Carbon nanotubes are among the most widely known nanotechnology building blocks. Carbon nanotubes are a hexagonal network of carbon atoms with a diameter of 1 nm and a length of 100 nm that are formed by rolling a sheet of graphite into a cylinder. Single-walled nanotubes (SWCNTs) and multi-walled nanotubes (MWCNTs) are the two forms of carbon nanotubes (Pal et al. 2011). A single-walled carbon nanotube (SWCNT) is formed by wrap** a single graphene sheet around a cylinder. A multi-walled carbon nanotube (MWCNT) is a cylinder made up of concentrically nested grapheme sheets (Singh et al. 2012). CNTs have a high potential for molecular absorption and can be configured in three dimensions (Pal et al. 2011). Since carbon nanotubes are hollow and much smaller than blood cells, they have the ability to transport drugs across the body (Singh et al. 2012). A group of researchers developed nanocomposite of zinc oxide CNTs immobilized with single stranded DNA probe for detection of N. meningitides from CSF (Tak et al. 2016). Another group of researchers generated nanocomposite matrix of carbon mercaptooctadecane or carboxylated multiwalled CNTs immobilized with thiolated oligonucleotides probe sequence via physical adsorption technique. The results showed that fabricated DNA-biosensor could be successfully utilized as handheld appliance for detection of meningitis at an early phase (Dash et al. 2014).

Patents and clinical status of therapeutic modalities of bacterial meningitis

Patent and related searches were performed from official website of World Intellectual Property Organization with analytics to review and organize the recent work in the field of treatment of bacterial meningitis from the period of 2017 to 2020 (Table 3). Several new treatment modalities against bacterial meningitis are under various phases of clinical trials with basic focus on either for treatment or investigation for development of immunity among individuals against this fatal disease and a few of them are listed in Table 4 (https://clinicaltrials.gov).

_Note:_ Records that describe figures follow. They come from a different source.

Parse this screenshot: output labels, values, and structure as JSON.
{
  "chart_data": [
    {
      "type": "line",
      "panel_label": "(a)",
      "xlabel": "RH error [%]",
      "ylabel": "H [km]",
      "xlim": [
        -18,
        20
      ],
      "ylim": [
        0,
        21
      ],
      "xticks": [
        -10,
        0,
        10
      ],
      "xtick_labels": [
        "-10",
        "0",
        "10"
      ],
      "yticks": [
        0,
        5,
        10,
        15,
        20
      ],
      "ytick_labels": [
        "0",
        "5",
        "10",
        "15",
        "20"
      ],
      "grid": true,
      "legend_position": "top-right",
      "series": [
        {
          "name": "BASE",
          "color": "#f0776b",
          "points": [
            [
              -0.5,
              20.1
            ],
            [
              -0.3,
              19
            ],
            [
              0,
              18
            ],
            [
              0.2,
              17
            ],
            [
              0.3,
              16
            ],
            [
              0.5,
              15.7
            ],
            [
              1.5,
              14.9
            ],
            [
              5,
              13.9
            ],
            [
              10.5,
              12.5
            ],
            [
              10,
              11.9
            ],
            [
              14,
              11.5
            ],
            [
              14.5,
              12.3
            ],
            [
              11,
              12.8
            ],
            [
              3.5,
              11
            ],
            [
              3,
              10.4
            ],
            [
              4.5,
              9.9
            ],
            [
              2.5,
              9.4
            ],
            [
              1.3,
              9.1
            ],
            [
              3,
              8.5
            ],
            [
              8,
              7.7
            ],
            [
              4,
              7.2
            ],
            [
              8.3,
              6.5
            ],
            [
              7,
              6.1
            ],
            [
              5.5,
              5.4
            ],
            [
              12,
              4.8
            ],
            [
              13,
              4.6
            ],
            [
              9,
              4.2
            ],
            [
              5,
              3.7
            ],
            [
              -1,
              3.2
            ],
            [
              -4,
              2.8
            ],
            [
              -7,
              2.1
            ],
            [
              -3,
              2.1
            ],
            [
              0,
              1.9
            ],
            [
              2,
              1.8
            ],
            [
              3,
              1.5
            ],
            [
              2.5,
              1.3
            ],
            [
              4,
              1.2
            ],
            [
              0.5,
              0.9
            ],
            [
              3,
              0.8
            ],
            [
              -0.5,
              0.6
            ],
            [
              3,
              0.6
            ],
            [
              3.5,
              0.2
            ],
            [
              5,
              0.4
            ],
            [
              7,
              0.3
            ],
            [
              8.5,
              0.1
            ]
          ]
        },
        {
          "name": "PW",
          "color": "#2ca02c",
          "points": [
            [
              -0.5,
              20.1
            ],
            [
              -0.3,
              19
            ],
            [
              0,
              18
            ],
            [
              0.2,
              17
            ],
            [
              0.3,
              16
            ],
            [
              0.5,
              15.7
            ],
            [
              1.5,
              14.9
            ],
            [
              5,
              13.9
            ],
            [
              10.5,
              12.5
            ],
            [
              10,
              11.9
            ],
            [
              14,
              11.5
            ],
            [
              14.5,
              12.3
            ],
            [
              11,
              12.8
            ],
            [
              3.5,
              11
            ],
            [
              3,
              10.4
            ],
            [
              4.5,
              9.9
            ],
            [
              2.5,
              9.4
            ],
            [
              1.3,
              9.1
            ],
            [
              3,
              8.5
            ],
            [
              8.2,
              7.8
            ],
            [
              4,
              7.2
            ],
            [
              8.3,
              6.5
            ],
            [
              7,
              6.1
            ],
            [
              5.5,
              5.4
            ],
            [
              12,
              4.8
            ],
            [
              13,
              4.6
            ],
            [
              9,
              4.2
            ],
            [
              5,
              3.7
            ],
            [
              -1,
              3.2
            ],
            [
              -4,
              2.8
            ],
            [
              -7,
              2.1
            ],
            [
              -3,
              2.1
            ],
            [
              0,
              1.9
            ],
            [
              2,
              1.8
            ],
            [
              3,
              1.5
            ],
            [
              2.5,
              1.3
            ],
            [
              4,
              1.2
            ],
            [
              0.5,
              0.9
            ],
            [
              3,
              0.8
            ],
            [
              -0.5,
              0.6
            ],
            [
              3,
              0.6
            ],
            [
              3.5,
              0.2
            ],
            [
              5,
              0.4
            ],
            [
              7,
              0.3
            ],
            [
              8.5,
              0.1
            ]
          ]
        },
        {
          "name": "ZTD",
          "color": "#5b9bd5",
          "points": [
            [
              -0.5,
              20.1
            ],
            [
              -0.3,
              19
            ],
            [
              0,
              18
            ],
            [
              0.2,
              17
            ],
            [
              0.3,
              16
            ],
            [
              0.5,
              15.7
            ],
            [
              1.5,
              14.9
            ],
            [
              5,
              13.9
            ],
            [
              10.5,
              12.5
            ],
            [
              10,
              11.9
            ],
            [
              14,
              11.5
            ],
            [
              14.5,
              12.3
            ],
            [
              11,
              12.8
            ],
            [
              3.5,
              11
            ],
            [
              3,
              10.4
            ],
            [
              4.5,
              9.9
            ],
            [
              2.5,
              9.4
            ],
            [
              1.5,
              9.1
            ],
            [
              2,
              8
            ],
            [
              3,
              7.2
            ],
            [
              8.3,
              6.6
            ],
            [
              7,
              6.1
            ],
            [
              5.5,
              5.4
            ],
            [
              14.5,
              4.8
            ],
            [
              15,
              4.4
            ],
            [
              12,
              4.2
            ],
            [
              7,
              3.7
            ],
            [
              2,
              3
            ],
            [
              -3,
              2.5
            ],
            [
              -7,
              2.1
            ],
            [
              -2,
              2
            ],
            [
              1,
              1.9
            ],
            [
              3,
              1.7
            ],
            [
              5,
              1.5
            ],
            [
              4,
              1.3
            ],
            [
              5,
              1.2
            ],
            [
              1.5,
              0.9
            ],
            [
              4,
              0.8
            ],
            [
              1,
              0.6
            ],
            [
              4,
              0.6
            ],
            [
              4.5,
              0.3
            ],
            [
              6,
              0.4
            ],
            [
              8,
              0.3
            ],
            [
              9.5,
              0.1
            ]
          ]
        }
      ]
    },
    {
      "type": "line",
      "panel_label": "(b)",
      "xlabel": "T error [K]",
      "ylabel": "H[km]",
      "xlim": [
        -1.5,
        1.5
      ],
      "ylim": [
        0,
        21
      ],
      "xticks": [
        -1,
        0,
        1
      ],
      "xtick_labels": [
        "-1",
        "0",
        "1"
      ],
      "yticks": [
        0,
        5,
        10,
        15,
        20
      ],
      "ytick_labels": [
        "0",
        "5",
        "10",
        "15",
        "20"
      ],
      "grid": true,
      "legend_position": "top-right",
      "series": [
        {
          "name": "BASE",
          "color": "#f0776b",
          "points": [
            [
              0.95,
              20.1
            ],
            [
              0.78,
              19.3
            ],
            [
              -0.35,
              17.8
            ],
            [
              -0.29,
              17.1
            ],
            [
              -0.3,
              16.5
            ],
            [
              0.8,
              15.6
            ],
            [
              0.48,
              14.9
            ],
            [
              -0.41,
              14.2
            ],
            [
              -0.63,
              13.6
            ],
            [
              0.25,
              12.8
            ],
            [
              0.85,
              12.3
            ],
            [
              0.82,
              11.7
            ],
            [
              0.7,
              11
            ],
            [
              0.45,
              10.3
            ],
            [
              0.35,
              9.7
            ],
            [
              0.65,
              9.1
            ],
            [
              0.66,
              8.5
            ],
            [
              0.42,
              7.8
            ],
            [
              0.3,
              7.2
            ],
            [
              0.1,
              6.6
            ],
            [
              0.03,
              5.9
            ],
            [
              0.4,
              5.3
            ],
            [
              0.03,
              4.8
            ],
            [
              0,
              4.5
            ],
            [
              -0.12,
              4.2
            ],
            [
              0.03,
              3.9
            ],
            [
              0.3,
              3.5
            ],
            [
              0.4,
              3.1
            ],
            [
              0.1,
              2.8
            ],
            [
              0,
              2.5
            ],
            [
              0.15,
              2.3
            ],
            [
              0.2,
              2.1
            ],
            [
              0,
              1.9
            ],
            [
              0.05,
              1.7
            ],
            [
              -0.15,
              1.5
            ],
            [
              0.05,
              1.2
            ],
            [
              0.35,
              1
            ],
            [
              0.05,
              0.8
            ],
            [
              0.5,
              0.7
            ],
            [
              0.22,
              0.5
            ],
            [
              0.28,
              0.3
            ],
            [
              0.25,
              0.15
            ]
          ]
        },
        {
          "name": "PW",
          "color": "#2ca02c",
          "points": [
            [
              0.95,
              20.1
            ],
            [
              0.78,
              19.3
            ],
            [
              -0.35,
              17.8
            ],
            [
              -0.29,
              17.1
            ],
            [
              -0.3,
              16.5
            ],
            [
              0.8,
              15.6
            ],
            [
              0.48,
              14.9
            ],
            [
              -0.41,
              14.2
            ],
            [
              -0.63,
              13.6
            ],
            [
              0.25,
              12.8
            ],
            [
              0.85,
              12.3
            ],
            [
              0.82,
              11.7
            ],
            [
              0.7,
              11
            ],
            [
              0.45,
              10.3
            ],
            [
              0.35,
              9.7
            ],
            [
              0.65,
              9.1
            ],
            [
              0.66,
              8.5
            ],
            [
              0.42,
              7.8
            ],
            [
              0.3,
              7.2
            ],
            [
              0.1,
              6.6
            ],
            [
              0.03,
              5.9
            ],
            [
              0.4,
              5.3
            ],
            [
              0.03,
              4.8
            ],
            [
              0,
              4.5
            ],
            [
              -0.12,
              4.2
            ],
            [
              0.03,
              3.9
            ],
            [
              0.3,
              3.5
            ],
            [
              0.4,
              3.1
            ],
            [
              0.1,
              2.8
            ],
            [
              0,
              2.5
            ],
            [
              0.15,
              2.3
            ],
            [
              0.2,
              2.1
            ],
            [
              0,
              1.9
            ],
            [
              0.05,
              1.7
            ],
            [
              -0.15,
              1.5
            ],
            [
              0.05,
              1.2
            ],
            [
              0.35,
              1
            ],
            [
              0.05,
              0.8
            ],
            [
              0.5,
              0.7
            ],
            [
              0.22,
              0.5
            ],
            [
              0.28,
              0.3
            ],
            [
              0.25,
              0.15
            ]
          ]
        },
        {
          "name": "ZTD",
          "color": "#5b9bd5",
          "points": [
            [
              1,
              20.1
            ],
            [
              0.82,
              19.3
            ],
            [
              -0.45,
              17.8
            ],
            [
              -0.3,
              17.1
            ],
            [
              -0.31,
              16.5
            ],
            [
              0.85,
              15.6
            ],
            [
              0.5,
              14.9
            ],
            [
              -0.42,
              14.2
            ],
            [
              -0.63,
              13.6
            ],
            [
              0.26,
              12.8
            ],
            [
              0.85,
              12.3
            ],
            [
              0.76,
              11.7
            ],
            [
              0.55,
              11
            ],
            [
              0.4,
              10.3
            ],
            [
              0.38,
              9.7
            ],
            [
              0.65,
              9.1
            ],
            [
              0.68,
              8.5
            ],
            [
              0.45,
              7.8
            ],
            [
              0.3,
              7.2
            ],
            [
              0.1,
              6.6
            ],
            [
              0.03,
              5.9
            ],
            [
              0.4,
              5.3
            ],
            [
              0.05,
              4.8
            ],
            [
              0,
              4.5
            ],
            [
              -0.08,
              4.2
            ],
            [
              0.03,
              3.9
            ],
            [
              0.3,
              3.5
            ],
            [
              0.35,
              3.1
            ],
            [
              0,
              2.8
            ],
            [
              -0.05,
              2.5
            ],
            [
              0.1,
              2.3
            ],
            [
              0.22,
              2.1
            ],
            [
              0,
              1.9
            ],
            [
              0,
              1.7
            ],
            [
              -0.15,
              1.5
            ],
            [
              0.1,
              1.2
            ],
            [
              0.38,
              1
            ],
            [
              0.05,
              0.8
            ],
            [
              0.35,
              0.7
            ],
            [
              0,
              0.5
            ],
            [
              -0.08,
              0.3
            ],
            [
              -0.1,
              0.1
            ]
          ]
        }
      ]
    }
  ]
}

Table 3 Published patent literature about bacterial meningitis therapies
Table 4 Clinical status of in-progress treatment strategies for bacterial meningitis

Conclusion and future perspectives

NPs can undergo transport to across BBB via paracellular transport by opening TJs between endothelial cells leading to localised permeabilization of the BBB which allocates drug penetration from conjugated NPs; transcellular transport by crossing through endothelial cells; endocytosis via transport across endothelial cells; or receptor-mediated transcytosis to target several receptors like transferrin and low-density lipoprotein receptors. NPs like polymeric nanoparticles, liposomes, transferosomes, solid lipid nanoparticles, nanostructured lipid carrier, functionalized polymeric nanoparticles and carbon nanotubes have capability to be remodelled in requisites of their size, shape, hydrophobicity, surface charge, coating and chemistry. The functionalized NPs surface coated with specific ligands like peptides, proteins, and antibodies either chemically or physically could be successfully used for brain targeting to achieve improved treatment of bacterial meningitis. Therefore, due to wonderful physical, chemical, and biological characteristics of NPs, they could be considered as revitalizing optimistic systems for targeted drug delivery CNS and are complementary for the diagnosis and alleviation of brain disorders like bacterial meningitis.